Résumé en style FAcile à Lire et à Comprendre – FALC

Depuis le 17 mars 2020 les musées sont fermés.
Les visiteurs restent dans leur maison.
La culture est un moyen pour ne pas être seul et partager avec le monde.
Des créateurs développent des offres sur internet.
Je peux les regarder sur mon ordinateur ou ma tablette et les partager avec mes amis.
Les musées proposent aussi des offres.

Mais le site internet du musée est-il accessible ?
Les contenus sont-ils accessibles ? comment ?

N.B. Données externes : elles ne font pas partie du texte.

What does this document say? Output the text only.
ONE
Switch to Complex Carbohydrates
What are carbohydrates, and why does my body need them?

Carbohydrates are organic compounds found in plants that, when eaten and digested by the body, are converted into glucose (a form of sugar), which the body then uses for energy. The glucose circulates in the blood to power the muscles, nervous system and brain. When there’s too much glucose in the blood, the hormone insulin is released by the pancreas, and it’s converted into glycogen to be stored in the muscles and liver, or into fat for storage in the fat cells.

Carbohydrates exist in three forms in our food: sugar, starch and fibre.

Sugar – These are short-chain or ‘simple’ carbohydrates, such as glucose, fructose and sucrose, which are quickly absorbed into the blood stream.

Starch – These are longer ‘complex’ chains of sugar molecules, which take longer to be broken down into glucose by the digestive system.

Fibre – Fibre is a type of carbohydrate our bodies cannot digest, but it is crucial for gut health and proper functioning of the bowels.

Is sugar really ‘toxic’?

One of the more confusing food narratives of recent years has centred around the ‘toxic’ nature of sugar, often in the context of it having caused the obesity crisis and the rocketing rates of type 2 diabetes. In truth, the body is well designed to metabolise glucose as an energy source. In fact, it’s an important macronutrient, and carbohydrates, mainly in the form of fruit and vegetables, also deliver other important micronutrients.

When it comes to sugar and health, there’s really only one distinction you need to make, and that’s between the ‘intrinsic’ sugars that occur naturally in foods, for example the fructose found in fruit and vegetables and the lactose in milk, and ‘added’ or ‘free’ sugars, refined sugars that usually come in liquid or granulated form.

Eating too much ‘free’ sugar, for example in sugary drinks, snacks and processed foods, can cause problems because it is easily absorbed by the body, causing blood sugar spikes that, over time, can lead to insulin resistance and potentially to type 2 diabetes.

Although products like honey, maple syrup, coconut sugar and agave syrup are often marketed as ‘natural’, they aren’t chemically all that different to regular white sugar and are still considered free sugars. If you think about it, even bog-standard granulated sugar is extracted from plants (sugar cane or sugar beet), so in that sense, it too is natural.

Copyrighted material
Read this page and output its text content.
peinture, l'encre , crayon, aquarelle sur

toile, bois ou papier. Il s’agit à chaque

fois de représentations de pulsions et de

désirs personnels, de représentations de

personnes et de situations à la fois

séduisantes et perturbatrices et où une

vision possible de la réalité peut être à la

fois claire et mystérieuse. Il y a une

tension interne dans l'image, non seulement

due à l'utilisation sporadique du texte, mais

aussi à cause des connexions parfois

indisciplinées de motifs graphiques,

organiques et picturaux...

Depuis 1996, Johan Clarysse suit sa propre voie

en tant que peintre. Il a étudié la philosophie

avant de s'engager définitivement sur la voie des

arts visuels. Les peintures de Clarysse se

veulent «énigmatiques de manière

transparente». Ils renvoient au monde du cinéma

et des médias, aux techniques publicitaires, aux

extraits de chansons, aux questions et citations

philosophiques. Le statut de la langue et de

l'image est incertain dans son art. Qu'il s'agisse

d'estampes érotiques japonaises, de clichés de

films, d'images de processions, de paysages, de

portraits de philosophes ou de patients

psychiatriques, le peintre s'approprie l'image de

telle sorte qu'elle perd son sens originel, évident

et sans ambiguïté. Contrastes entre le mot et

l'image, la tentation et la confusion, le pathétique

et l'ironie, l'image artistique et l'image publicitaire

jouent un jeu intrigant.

La loi impose aux sites internet et aux offres des musées d’être accessibles à tous.
Il faut que les personnels du musée travaillent ensemble :

  • le créateur du site internet doit choisir le bon format. Le site internet doit être organisé et clair ;
  • le créateur de l’offre doit veiller au contenu. Les vidéos doivent être sous-titrées ;
  • les personnes en charge de l’accessibilité conseillent sur les bons outils. Les chargés d’accessibilité testent les offres et proposent des améliorations. Ils identifient l’offre accessible sur le site. Ils informent les publics en situation de handicap de l’offre.

La crise du COVID-19 permet de créer une offre internet accessible à tous.
La pratique continuera après la crise quand les musées seront ouverts. Ce sera une avancée pour tous.